Q1 2024
Avg. Rent
In 2024, with the decrease in inflation and interest rates, a GDP growth rate of around 2-3% is likely. Domestic inflation, which decreased to 3.6% in March, is forecasted to reach 4-5% in 2024. Regarding the EUR/HUF exchange rate, there is high uncertainty due to the inflow of EU funds, the evolution of the base interest rate levels in Hungary and internationally, and the situation in the Middle East war. Besides the economic slowdown, the unemployment rate has begun to grow, reaching 4.6% at the end of February. In Budapest, the rate could be even lower, around 2.5%. Improving economic performance can support the demand in the office market. Therefore, in 2024, we can anticipate non-governmental demand similar to or exceeding that of 2023. Nevertheless, it is still expected to fall short of the average levels observed in the years before 2020.
Market summary
In Q1 2024, there has been an annual increase in tenant activity in the market. Net take-up, which measures the level of new demand, grew by 25% compared to the same period of 2023 (42,270 vs. 33,859 sqm), and its share within the total tenant demand (including renewal) reached 45%. The 24% increase in total demand (94,976 vs. 76,664 sqm) is attributed mainly to renewal (+7,701 sqm) and expansion (+5,371 sqm). Increased activity is further supported by the distribution of total tenant demand, where the proportion of new lease agreements was 35% in Q1 2024. However, net takeup figures remain notably 18% lower (-9,197 sqm) than the levels observed in Q1 2019, before the onset of the Covid pandemic.
Due to the high vacancy rate of new speculative handovers (Millennium Gardens South Phase 2) and the absence of larger new entrants, the total market vacancy continued to grow, reaching 13.8%, which represents an increase of 0.4 percentage points on a quarterly basis and 1.6 percentage points on an annual basis. The speculative vacancy rate also increased, reaching 16.9% at the end of the quarter, showing a quarterly increase of 0.6 percentage points and a year-on-year increase of 1.9 percentage points.
The change in the total occupied stock for Q1, concurrent with increasing vacancy rates, was close to 0. Tenants have shown a
stronger preference for buildings that are sustainable, energyefficient, and meet ESG criteria. This supports the fact that, on average, buildings with green certifications have a speculative vacancy rate that is 2.2 percentage points lower, and greencertified buildings rent 11.5% higher than the market average at the end of Q1 2024.

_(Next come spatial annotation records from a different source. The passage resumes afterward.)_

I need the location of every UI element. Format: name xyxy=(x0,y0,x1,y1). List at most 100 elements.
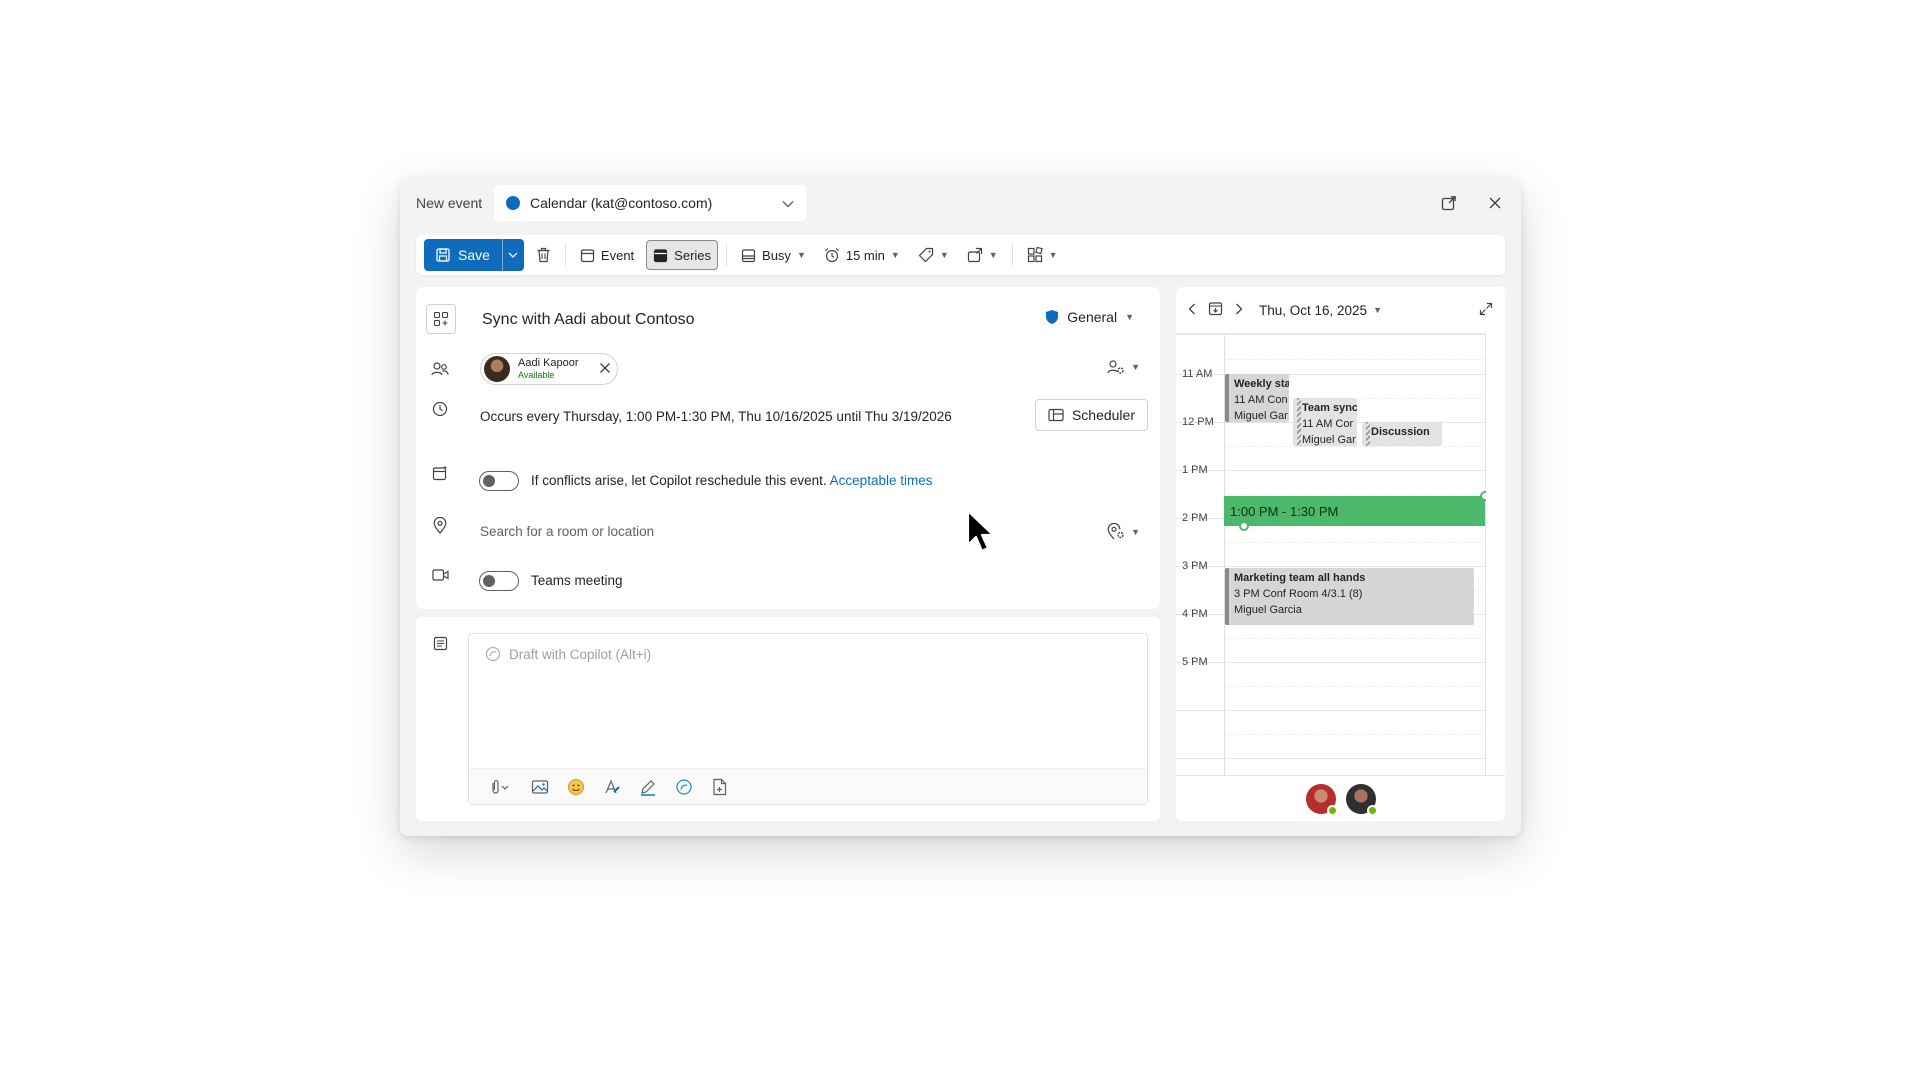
go-to-today-button[interactable] xyxy=(1208,301,1223,319)
image-icon xyxy=(531,779,549,794)
hour-label: 2 PM xyxy=(1182,512,1208,524)
pop-out-button[interactable] xyxy=(1435,189,1463,217)
title-options-button[interactable] xyxy=(426,304,456,334)
body-editor[interactable]: Draft with Copilot (Alt+i) xyxy=(468,633,1148,805)
day-grid[interactable]: 11 AM 12 PM 1 PM 2 PM 3 PM 4 PM 5 PM Wee… xyxy=(1176,333,1486,775)
calendar-picker[interactable]: Calendar (kat@contoso.com) xyxy=(494,185,806,221)
close-icon xyxy=(600,363,610,373)
event-button[interactable]: Event xyxy=(574,240,640,270)
reminder-dropdown[interactable]: 15 min ▼ xyxy=(818,240,906,270)
remove-attendee-button[interactable] xyxy=(599,361,611,377)
current-event-block[interactable]: 1:00 PM - 1:30 PM xyxy=(1224,496,1485,526)
editor-toolbar xyxy=(469,768,1147,804)
teams-meeting-label: Teams meeting xyxy=(531,573,623,588)
attach-button[interactable] xyxy=(483,776,515,798)
avatar xyxy=(484,356,510,382)
draw-button[interactable] xyxy=(637,776,659,798)
shield-icon xyxy=(1046,310,1059,324)
chevron-down-icon: ▼ xyxy=(796,250,806,260)
date-picker-button[interactable]: Thu, Oct 16, 2025 ▼ xyxy=(1259,303,1382,318)
mouse-cursor-icon xyxy=(966,509,995,553)
avatar[interactable] xyxy=(1345,783,1378,816)
attendee-status: Available xyxy=(518,370,555,380)
alarm-clock-icon xyxy=(824,248,839,263)
series-button[interactable]: Series xyxy=(646,240,719,270)
presence-available-icon xyxy=(1366,804,1378,816)
event-title-input[interactable]: Sync with Aadi about Contoso xyxy=(482,311,695,329)
apps-dropdown[interactable]: ▼ xyxy=(1021,240,1064,270)
copilot-draft-button[interactable] xyxy=(673,776,695,798)
insert-loop-button[interactable] xyxy=(709,776,731,798)
recurrence-summary[interactable]: Occurs every Thursday, 1:00 PM-1:30 PM, … xyxy=(480,409,952,424)
toolbar: Save Event Series Busy ▼ 15 min ▼ ▼ ▼ ▼ xyxy=(416,235,1505,275)
save-split-button: Save xyxy=(424,239,524,271)
event-organizer: Miguel Garcia xyxy=(1234,604,1302,616)
current-date-label: Thu, Oct 16, 2025 xyxy=(1259,302,1368,318)
calendar-event-team-sync[interactable]: Team sync 11 AM Cor Miguel Gar xyxy=(1293,398,1357,446)
copilot-icon xyxy=(485,646,501,662)
acceptable-times-link[interactable]: Acceptable times xyxy=(830,473,933,488)
hour-label: 12 PM xyxy=(1182,416,1214,428)
previous-day-button[interactable] xyxy=(1188,303,1196,318)
avatar[interactable] xyxy=(1305,783,1338,816)
window-title: New event xyxy=(416,195,483,211)
scheduler-button[interactable]: Scheduler xyxy=(1034,399,1148,431)
calendar-event-marketing[interactable]: Marketing team all hands 3 PM Conf Room … xyxy=(1225,568,1474,625)
response-options-icon xyxy=(967,247,982,263)
event-time-location: 11 AM Con xyxy=(1234,394,1288,406)
half-hour-line xyxy=(1224,638,1486,639)
save-button[interactable]: Save xyxy=(424,239,502,271)
event-label: Event xyxy=(600,247,635,263)
calendar-event-discussion[interactable]: Discussion xyxy=(1362,422,1442,446)
emoji-button[interactable] xyxy=(565,776,587,798)
location-input[interactable]: Search for a room or location xyxy=(480,524,654,539)
location-options-button[interactable]: ▼ xyxy=(1107,523,1140,540)
teams-meeting-toggle[interactable] xyxy=(479,571,519,591)
hour-line xyxy=(1176,334,1486,335)
show-as-dropdown[interactable]: Busy ▼ xyxy=(735,240,812,270)
chevron-down-icon: ▼ xyxy=(1131,362,1140,372)
hour-label: 4 PM xyxy=(1182,608,1208,620)
attendee-chip[interactable]: Aadi Kapoor Available xyxy=(480,353,618,385)
next-day-button[interactable] xyxy=(1235,303,1243,318)
scheduler-label: Scheduler xyxy=(1071,407,1135,423)
expand-button[interactable] xyxy=(1479,302,1493,319)
resize-handle-bottom[interactable] xyxy=(1239,521,1249,531)
sensitivity-dropdown[interactable]: General ▼ xyxy=(1045,309,1134,325)
hour-label: 5 PM xyxy=(1182,656,1208,668)
copilot-reschedule-toggle[interactable] xyxy=(479,471,519,491)
response-options-dropdown[interactable]: ▼ xyxy=(961,240,1004,270)
save-options-button[interactable] xyxy=(501,239,524,271)
notes-icon xyxy=(428,631,452,655)
event-body-card: Draft with Copilot (Alt+i) xyxy=(416,617,1160,821)
close-button[interactable] xyxy=(1481,189,1509,217)
delete-button[interactable] xyxy=(530,240,557,270)
chevron-down-icon: ▼ xyxy=(1373,305,1382,315)
hour-line xyxy=(1176,566,1486,567)
copilot-reschedule-text: If conflicts arise, let Copilot reschedu… xyxy=(531,473,932,488)
calendar-series-icon xyxy=(654,248,668,262)
chevron-down-icon xyxy=(508,252,518,258)
new-event-window: New event Calendar (kat@contoso.com) Sav… xyxy=(400,179,1521,836)
chevron-down-icon xyxy=(782,195,794,211)
categorize-dropdown[interactable]: ▼ xyxy=(912,240,955,270)
series-label: Series xyxy=(674,247,712,263)
event-time-location: 11 AM Cor xyxy=(1302,418,1354,430)
save-icon xyxy=(436,248,450,262)
resize-handle-top[interactable] xyxy=(1480,491,1486,501)
chevron-down-icon: ▼ xyxy=(890,250,900,260)
calendar-event-weekly[interactable]: Weekly sta 11 AM Con Miguel Gar xyxy=(1225,374,1289,422)
attendee-options-button[interactable]: ▼ xyxy=(1107,359,1140,375)
pen-icon xyxy=(641,779,655,796)
event-details-card: Sync with Aadi about Contoso General ▼ A… xyxy=(416,287,1160,609)
insert-picture-button[interactable] xyxy=(529,776,551,798)
chevron-down-icon: ▼ xyxy=(939,250,949,260)
chevron-down-icon: ▼ xyxy=(1048,250,1058,260)
video-camera-icon xyxy=(428,563,452,587)
location-settings-icon xyxy=(1107,523,1124,540)
document-add-icon xyxy=(713,778,727,795)
format-text-button[interactable] xyxy=(601,776,623,798)
calendar-icon xyxy=(580,248,595,262)
event-title: Weekly sta xyxy=(1234,378,1289,390)
event-organizer: Miguel Gar xyxy=(1302,434,1356,446)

Looking ahead, the total speculative office pipeline until the end of 2024 amounts to 141,740 sqm, with Central Pest having the largest share at 69,577 sqm, primarily due to the Dürer Park development, which contributes 50,377 sqm. This will not result in new vacant areas on the market, considering that the properties have already been leased to government tenants for a considerable period.
During the first quarter, one speculative office building, Millennium Gardens South Phase 2 (16,938 sqm), was added to the portfolio of “A”-rated office buildings.
The rents show stagnation in various categories. The prime headline rent is 25.4 EUR/sqm, while the new headline rent stood at 19 EUR/sqm at the end of the quarter. The average rent for category “A” buildings was 16.2 EUR/sqm, while for category “B” it was 12.5 EUR/sqm.